Je souhaite que le ministère [1] soit présent dans tous les coins et recoins de notre pays. Je souhaite que cette maison, ici, soit la maison de tous ceux qui pensent et font le Brésil. Que ce soit réellement la maison de la culture brésilienne.
Et ce que j’entends par culture va bien au-delà du cercle restreint et restrictif des conceptions académiques, ou des rites et de la liturgie d’une classe supposée « artistique et intellectuelle ». La culture n’est pas seulement, comme on l’a déjà dit, « une espèce d’ignorance distinguant ceux qui s’appliquent à l’étude ». Ni seulement ce qui se produit dans le champ des formes canonisées par les codes occidentaux, avec leurs hiérarchies suspectes. De même, personne ici ne m’entendra prononcer le mot « folklore ». Les liens entre le concept érudit de « folklore » et la discrimination culturelle sont plus qu’étroits. Intimes. « Folklore », c’est tout ce qui, n’étant pas au nom de son antiquité inscrit dans le panorama de la culture de masse, est produit par un peuple inculte, par des « primitifs contemporains », comme une espèce d’enclave symbolique, historiquement attardée, dans le monde actuel. Les enseignements de Lina Bo Bardi m’ont prévenu définitivement contre ce piège. Le « folklore » n’existe pas ; ce qui existe c’est la culture.

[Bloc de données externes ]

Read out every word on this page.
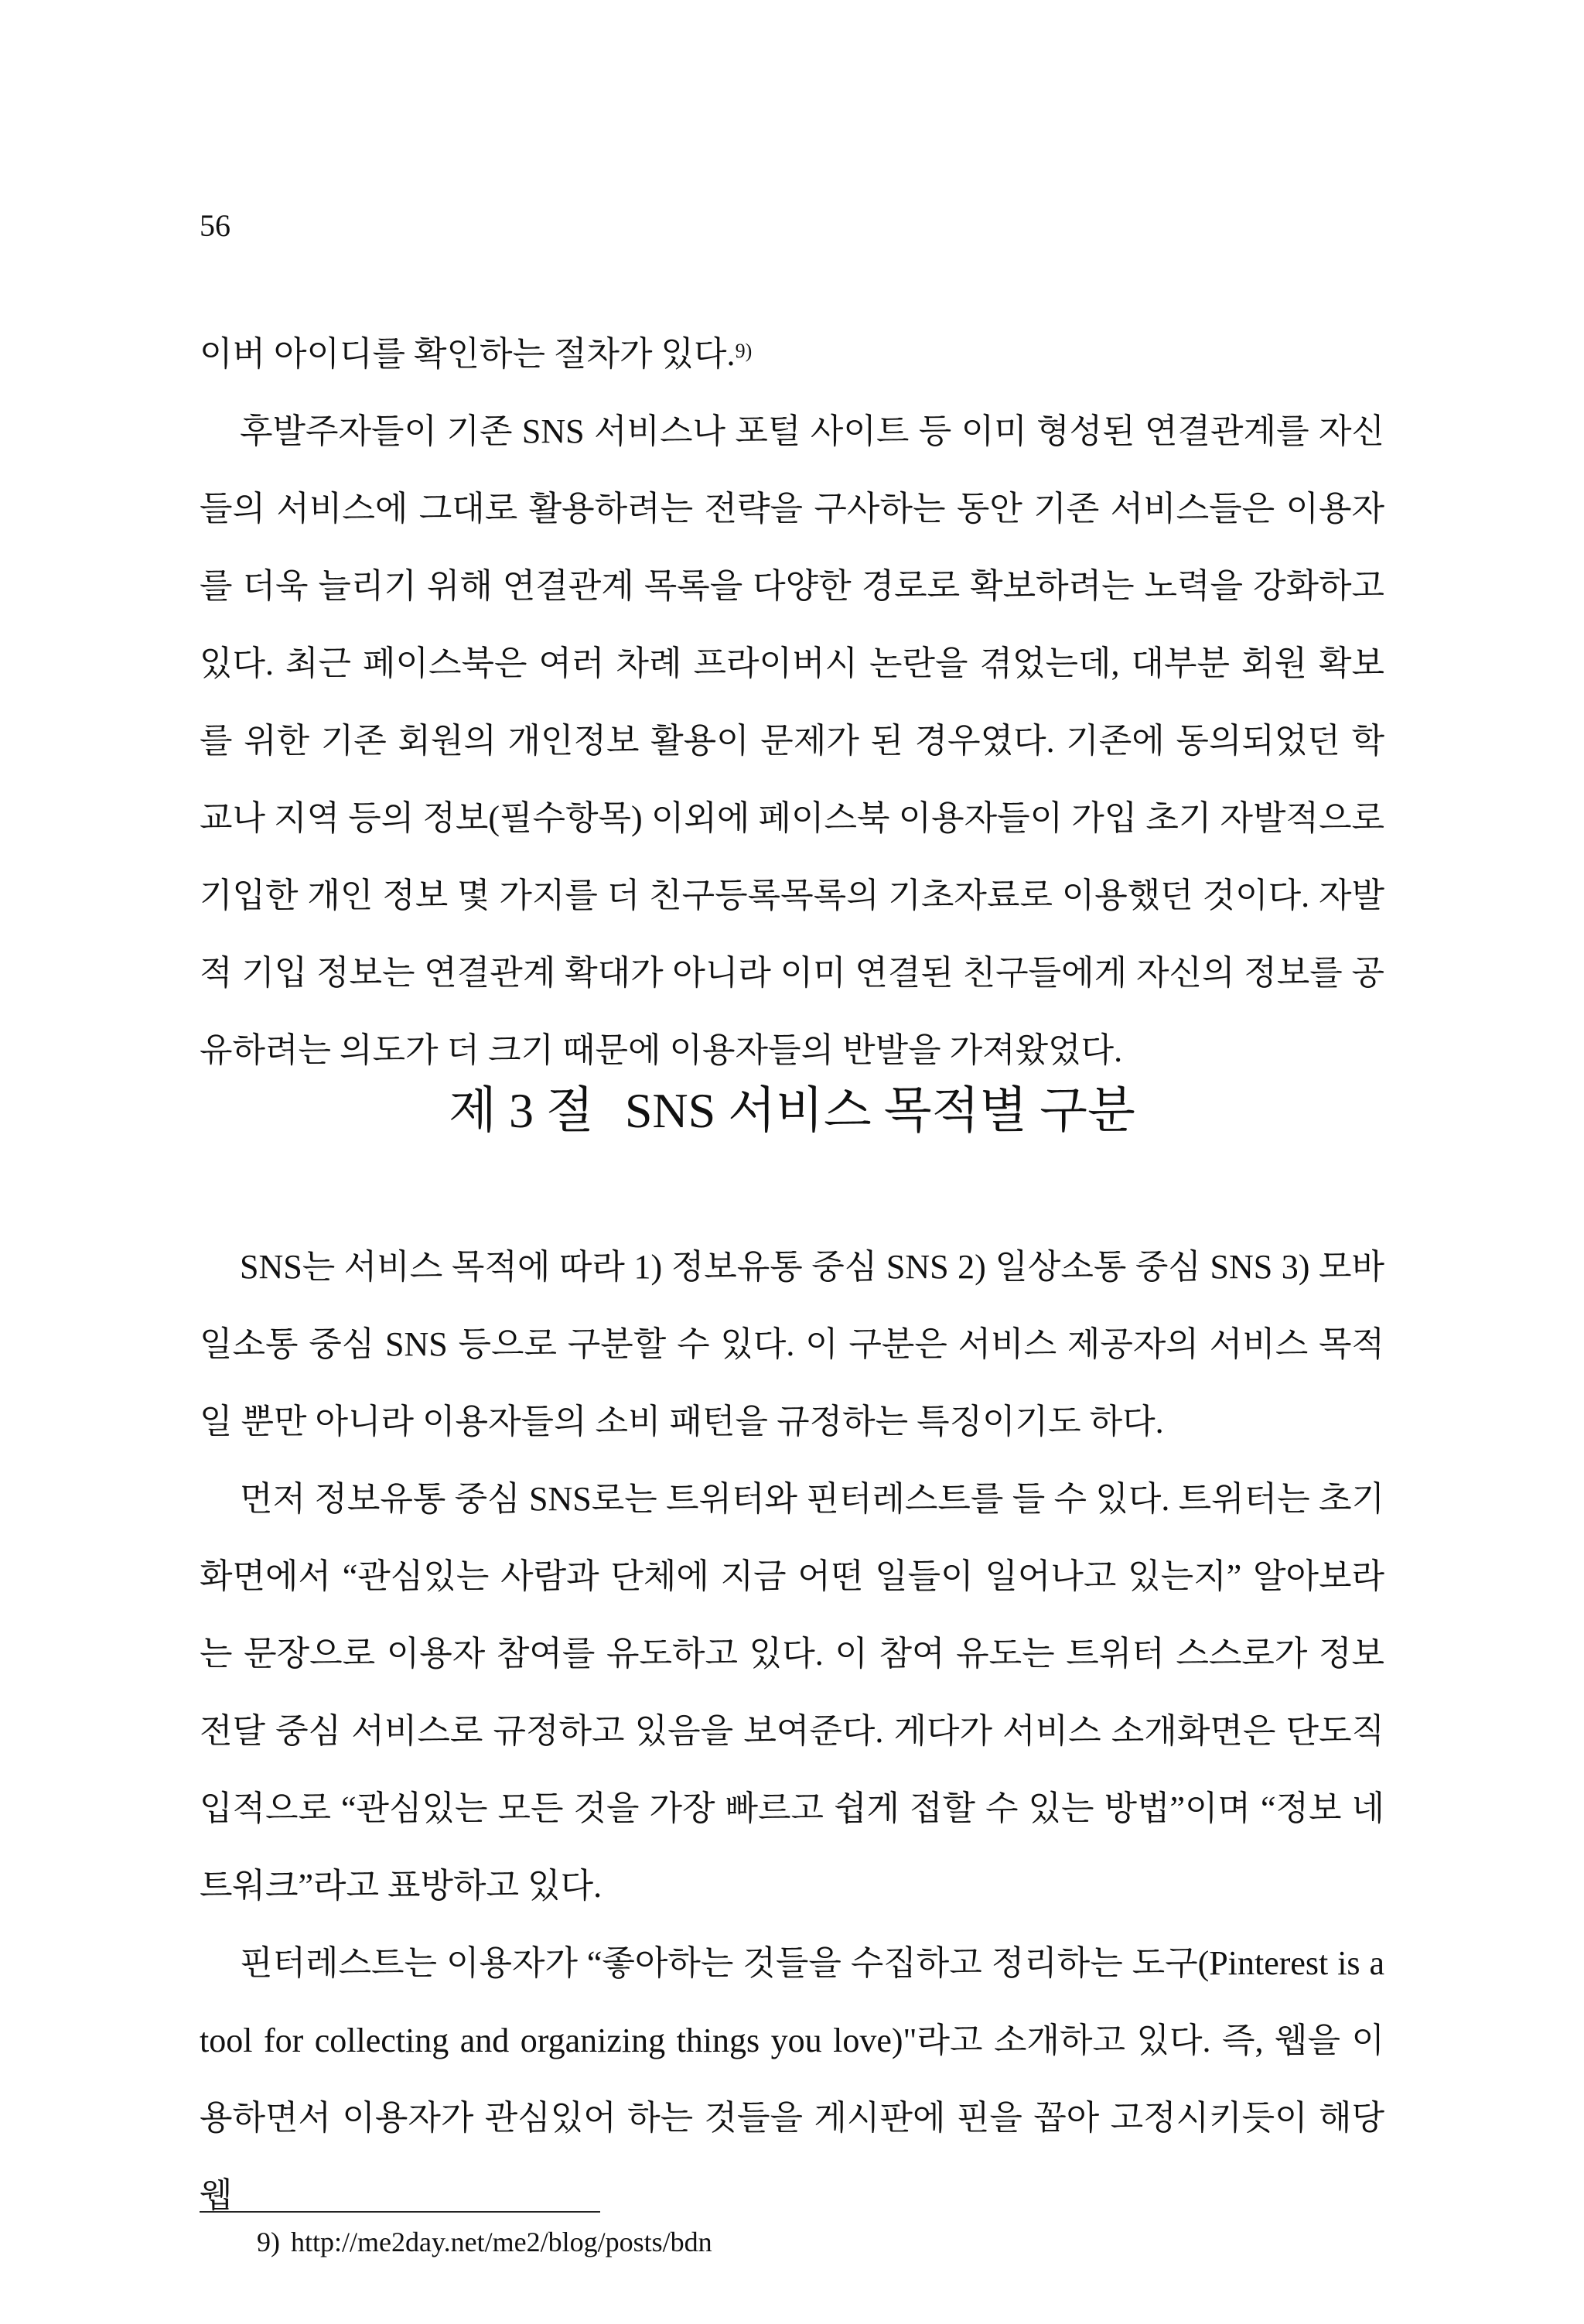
56

이버 아이디를 확인하는 절차가 있다.$^{9)}$

후발주자들이 기존 SNS 서비스나 포털 사이트 등 이미 형성된 연결관계를 자신들의 서비스에 그대로 활용하려는 전략을 구사하는 동안 기존 서비스들은 이용자를 더욱 늘리기 위해 연결관계 목록을 다양한 경로로 확보하려는 노력을 강화하고 있다. 최근 페이스북은 여러 차례 프라이버시 논란을 겪었는데, 대부분 회원 확보를 위한 기존 회원의 개인정보 활용이 문제가 된 경우였다. 기존에 동의되었던 학교나 지역 등의 정보(필수항목) 이외에 페이스북 이용자들이 가입 초기 자발적으로 기입한 개인 정보 몇 가지를 더 친구등록목록의 기초자료로 이용했던 것이다. 자발적 기입 정보는 연결관계 확대가 아니라 이미 연결된 친구들에게 자신의 정보를 공유하려는 의도가 더 크기 때문에 이용자들의 반발을 가져왔었다.

제 3 절 SNS 서비스 목적별 구분

SNS는 서비스 목적에 따라 1) 정보유통 중심 SNS 2) 일상소통 중심 SNS 3) 모바일소통 중심 SNS 등으로 구분할 수 있다. 이 구분은 서비스 제공자의 서비스 목적일 뿐만 아니라 이용자들의 소비 패턴을 규정하는 특징이기도 하다.

먼저 정보유통 중심 SNS로는 트위터와 핀터레스트를 들 수 있다. 트위터는 초기화면에서 “관심있는 사람과 단체에 지금 어떤 일들이 일어나고 있는지” 알아보라는 문장으로 이용자 참여를 유도하고 있다. 이 참여 유도는 트위터 스스로가 정보 전달 중심 서비스로 규정하고 있음을 보여준다. 게다가 서비스 소개화면은 단도직입적으로 “관심있는 모든 것을 가장 빠르고 쉽게 접할 수 있는 방법”이며 “정보 네트워크”라고 표방하고 있다.

핀터레스트는 이용자가 “좋아하는 것들을 수집하고 정리하는 도구(Pinterest is a tool for collecting and organizing things you love)"라고 소개하고 있다. 즉, 웹을 이용하면서 이용자가 관심있어 하는 것들을 게시판에 핀을 꼽아 고정시키듯이 해당 웹

9) http://me2day.net/me2/blog/posts/bdn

Culture comme tout ce qui, dans l’usage de quoi que ce soit, se manifeste au-delà de sa pure valeur d’usage. Culture comme ce qui, en tout objet que nous produisons, transcende la seule technicité. Culture comme fabrication des symboles d’un peuple. Culture comme ensemble des signes de chaque communauté et de toute la nation. Culture comme la raison de nos actes, la substance de nos gestes, le sens de nos choix de vie.
Dans cette perspective, les actions du ministère de la culture devront être comprises comme des exercices d’anthropologie appliquée. Le ministère doit être comme une lumière qui révèle, dans le passé et dans le présent, les choses et les signes qui ont fait et qui font du Brésil, le Brésil. (...)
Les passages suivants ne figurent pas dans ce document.